I grabbed some cheap black paint, a cheap thin paint brush, and my generic sketch book from Michael's and started painting. The end result was pretty close to what I wanted, but I scanned it and used my mad Photoshop skills to clean it up and make it even BETTER. I made each piece ("happy", "Mother's", the tulip, etc) into its own grayscale TIF file and place it in InDesign. By selecting the placed image and applying a swatch to it, I was able to colorize it digitally.
Then I printed, folded, wrote a sappy note, and sent it off to my mama with her mother's day gift: drawings of me and my bro.
Happy Mother's Day!
May 7, 2009
When I sold my very first piece on Etsy (my little painting of downtown LA), I wanted to include a Thank You card with my shipment. I only got as far as opening a new tab in Safari when I said to myself, "Self, you are an artist. Can't you make a thank you card?" I have made holiday cards in the past, so I responded, "Self, you bet your ass I can."
I sat down that night with my watercolor pad and gouache set and dove in. Obviously I wanted to do hand lettering, because that's how I roll. I painted, got lost in the work, grabbed a photo and added a sketch, stepped back and... it was crap. CRAP! Jason, My Biggest Fan (M.B.F.), told me it was lovely (such an obedient, well-trained man) but I wanted to do something better. Fortunately, I salvaged the sketch part so it wasn't a total loss. (Notice how I deliberately cropped out the CRAP part of the painting. No, you will never see it. Maybe M.B.F. will use that part as a bookmark or something).
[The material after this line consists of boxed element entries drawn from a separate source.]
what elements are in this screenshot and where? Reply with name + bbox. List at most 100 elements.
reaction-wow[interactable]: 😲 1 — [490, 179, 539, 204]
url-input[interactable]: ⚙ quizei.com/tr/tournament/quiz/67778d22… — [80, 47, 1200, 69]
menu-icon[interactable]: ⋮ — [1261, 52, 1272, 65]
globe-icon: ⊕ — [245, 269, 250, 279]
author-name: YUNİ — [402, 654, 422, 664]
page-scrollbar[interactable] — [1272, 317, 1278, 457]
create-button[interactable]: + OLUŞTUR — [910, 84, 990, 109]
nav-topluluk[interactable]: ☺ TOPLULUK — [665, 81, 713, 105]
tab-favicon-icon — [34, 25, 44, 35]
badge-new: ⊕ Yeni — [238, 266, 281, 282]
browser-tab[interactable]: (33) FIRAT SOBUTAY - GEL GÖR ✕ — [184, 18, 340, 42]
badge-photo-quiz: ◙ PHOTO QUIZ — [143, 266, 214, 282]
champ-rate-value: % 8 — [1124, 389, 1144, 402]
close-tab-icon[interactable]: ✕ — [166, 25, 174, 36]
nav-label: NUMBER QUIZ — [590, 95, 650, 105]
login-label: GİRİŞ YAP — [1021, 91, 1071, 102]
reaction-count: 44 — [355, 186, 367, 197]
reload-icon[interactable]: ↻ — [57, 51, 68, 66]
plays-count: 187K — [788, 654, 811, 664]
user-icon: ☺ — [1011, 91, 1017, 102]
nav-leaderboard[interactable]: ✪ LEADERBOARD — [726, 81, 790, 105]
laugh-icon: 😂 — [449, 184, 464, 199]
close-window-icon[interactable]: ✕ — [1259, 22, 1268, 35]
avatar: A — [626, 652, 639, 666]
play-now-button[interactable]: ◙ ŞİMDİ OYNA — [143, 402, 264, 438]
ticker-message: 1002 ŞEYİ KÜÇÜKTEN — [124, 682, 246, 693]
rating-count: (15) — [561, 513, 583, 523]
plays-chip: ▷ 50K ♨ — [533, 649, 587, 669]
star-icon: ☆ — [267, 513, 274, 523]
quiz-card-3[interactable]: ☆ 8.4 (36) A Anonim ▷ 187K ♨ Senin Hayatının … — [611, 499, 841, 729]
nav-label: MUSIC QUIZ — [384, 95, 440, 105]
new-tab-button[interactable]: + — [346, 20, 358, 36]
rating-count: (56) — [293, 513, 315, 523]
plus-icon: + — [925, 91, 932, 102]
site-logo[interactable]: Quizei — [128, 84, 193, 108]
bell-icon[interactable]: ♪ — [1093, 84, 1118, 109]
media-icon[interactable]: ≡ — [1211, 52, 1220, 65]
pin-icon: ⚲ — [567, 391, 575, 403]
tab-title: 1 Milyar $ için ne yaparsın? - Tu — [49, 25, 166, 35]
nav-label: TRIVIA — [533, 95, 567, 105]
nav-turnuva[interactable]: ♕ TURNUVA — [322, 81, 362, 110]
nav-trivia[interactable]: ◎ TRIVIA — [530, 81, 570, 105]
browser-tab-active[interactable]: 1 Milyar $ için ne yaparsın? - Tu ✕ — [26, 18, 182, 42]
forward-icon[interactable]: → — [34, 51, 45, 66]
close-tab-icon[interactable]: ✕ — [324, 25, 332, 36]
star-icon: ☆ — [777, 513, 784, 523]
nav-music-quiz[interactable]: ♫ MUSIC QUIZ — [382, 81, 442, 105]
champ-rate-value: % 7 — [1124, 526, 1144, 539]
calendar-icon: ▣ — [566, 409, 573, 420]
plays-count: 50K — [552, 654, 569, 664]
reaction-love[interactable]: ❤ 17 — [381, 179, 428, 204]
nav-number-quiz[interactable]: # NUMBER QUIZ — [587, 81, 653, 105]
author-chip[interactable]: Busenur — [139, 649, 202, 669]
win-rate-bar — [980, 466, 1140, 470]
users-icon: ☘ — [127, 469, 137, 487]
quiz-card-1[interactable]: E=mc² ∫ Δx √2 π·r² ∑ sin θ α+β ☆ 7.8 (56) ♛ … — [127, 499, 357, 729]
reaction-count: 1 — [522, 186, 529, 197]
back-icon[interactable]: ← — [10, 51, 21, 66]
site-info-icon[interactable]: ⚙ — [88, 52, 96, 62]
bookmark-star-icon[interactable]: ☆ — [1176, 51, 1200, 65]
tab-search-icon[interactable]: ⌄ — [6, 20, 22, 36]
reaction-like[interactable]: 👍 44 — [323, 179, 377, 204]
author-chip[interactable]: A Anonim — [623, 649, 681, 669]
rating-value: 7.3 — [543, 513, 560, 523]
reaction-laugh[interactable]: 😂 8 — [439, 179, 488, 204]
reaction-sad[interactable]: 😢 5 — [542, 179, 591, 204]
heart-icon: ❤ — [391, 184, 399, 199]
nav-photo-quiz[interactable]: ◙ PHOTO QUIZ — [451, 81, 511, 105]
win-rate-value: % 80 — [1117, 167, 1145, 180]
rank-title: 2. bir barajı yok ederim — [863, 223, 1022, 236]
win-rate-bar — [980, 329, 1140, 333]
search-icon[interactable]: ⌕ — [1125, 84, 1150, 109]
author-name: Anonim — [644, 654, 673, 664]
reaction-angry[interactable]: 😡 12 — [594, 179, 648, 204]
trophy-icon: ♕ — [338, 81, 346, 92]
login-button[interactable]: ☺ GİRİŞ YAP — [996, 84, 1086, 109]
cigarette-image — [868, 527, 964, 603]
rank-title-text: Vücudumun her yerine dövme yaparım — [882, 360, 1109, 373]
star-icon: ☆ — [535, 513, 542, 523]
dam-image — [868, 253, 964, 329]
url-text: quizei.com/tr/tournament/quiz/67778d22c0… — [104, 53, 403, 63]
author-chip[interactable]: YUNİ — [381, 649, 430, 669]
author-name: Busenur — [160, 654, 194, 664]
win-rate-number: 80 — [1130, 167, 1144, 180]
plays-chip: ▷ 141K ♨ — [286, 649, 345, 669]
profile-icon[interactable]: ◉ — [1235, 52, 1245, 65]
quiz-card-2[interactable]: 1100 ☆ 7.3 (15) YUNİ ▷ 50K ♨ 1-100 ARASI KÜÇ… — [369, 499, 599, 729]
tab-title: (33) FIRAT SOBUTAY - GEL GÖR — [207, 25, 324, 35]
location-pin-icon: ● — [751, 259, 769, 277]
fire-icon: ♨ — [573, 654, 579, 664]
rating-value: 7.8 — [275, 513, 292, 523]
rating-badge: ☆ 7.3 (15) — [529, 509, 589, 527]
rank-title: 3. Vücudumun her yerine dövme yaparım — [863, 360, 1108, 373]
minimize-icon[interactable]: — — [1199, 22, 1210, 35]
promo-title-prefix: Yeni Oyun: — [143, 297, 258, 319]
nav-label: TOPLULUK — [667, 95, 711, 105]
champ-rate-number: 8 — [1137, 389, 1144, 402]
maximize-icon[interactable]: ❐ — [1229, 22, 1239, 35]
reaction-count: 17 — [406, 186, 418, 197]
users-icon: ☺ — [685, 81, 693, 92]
I set back at it. The gouache flowed through me like the fade-aways flow through Kobe. Usually I do hand lettering with whatever pen is conveniently near my hand, so the addition of bristles, water, and pigment gave me a slew of new issues. Nevertheless it was fun, and I was happy with the outcome. Next came the easy party: scan, layout, print. Then I thought to myself, "Self, maybe others out there would want to use this design, too. It's just so darn pretty!" So up it went to my new Etsy site, so you too can enjoy the simple, yet whimsical, design. And such a steal, too!
See the listing for the cards here.
Thanks for stopping by. See you again soon!
May 5, 2009
My new studio/dining room/game room/library -->
I'm finally settling into my new apartment (last time I counted, I have moved 21 times in my short life*). My art supplies all have a nice home in the Ikea cabinet in my living room (don't want to clutter the living space). Of course, now that everything is in its right place (queue Radiohead), it's time to make a mess with it!
I grabbed some pens, my little gouche set and an awesome photo of my friend Katy jumping up in the air. The pen I used was apparently water soluble, so when I went in with washes of gouache, it started getting a bit crazy. I didn't really think this through, nor had I planned any sort of outcome, just messing around with the ol' art supplies. I do like the spontaneous energy of this little sketch, probably more for Katy's Lebron like moves than the drawing itself.
More coming soon, including a new item (or two?) for my etsy shop and my surprise mother's day projects.
* 21 times includes the moves to and from college, to and from my summer job at Silver Bay, and to and from the Illustration Academy. I know you were wondering.